As you play you unlock characters and scenarios beyond the basic 'five cases' classic Coke style, which you can set up for a custom run at the world. It's another layer of experimentation that rings out more game from the game.Image credit: Rock Paper Shotgun/Ysbryd Games
It sounds overwhelming but within the clear objectve of 'solve five cases and save the world' it's actually incredibly freeing. Each new start is like another step in opening an elegant puzzle box, and the objective becomes not saving the world in an individual run, but finding everything you can in World Of Horror itself.
It's a tense, complex and utterly absorbing dance, and one where you're constantly pushing your luck. Because, sure, it would be really useful to visit the hospital and get that bite looked at, but it'll cost you 2% Doom. You could use a spell to reduce the Doom by 3%, but it'll drop your Stamina by 2 points, and that's already capped by 10% because of your curse. And unlike in some games, where replaying is a case of gradually slurping up your string of spaghetti until the meal is over, the more you replay World Of Horror the more you want to keep sicking the spaghetti back up to examine how the flavour has changed. Your increasing mental encyclopedia of the game allows you to adapt specific strategies. You want to get rid of that curse? Well, this run you've drawn a case where you already know you find a stuffed toy that'll lift curses.

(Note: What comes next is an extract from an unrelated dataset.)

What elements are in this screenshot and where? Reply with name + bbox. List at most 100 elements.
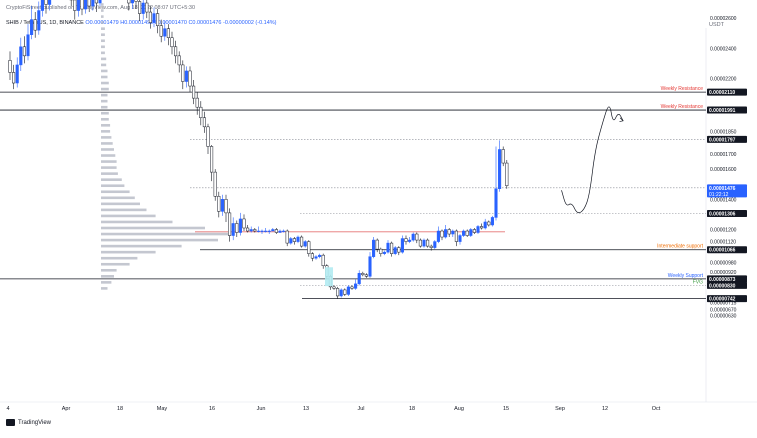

It's a shame that the combat doesn't stay as engaging. Every time you investigate a location you'll trigger a random event, which might be 'there's something weird in the swimming pool', with an option to look or back away that will test one of your stats, or might be 'you just found some corpses, congratulations!' and just give you a negative effect anyway. These are spooky and fun, except when it's a random enemy e.g. a schoolgirl with a weirdly wide smile. Their inclusion works to increase threat, and to add steps to that dance, but the combat itself is repetitive. It's a turn-based process, where each turn you queue up actions that take up space on a time bar - for example, the 'prepare an attack' guarantees a hit but means you can only do one attack in the turn, as does a dodge. Once your bar is full you hit execute, absorb the enemy round, and go again. You end up doing the same few combinations quite a lot - if not running away to avoid the encounter entirely.
There are magical or defensive options for actions as well: you can find a makeshift weapon if you're unarmed but it takes a whole turn; you can attempt a ritual with a series of bows and claps that you divine by trial and error; there's a once-a-game struggle if you're really low on Stamina or Reason. But ultimately, and even if you have some interesting spells or items in your arsenal, it doesn't feel like you can approach combat encounters with the same level of complexity or interest as the rest of World Of Horror.
Even so, this is a remarkable horror game with many lovely, nasty facets to discover. From the tense music, the deployment of rare sound effects and animations, and the sparse but effective writing in combination with the clarity of the art, World Of Horror is doing some fabulous things. It's game that is absolutely being what it wants to be. And because of that, some of you are going to hate it.
This review was based on a review copy provided by the publisher Ysbryd Games. Aditional writing was done by Cassandra Khaw, who has written for RPS in the past.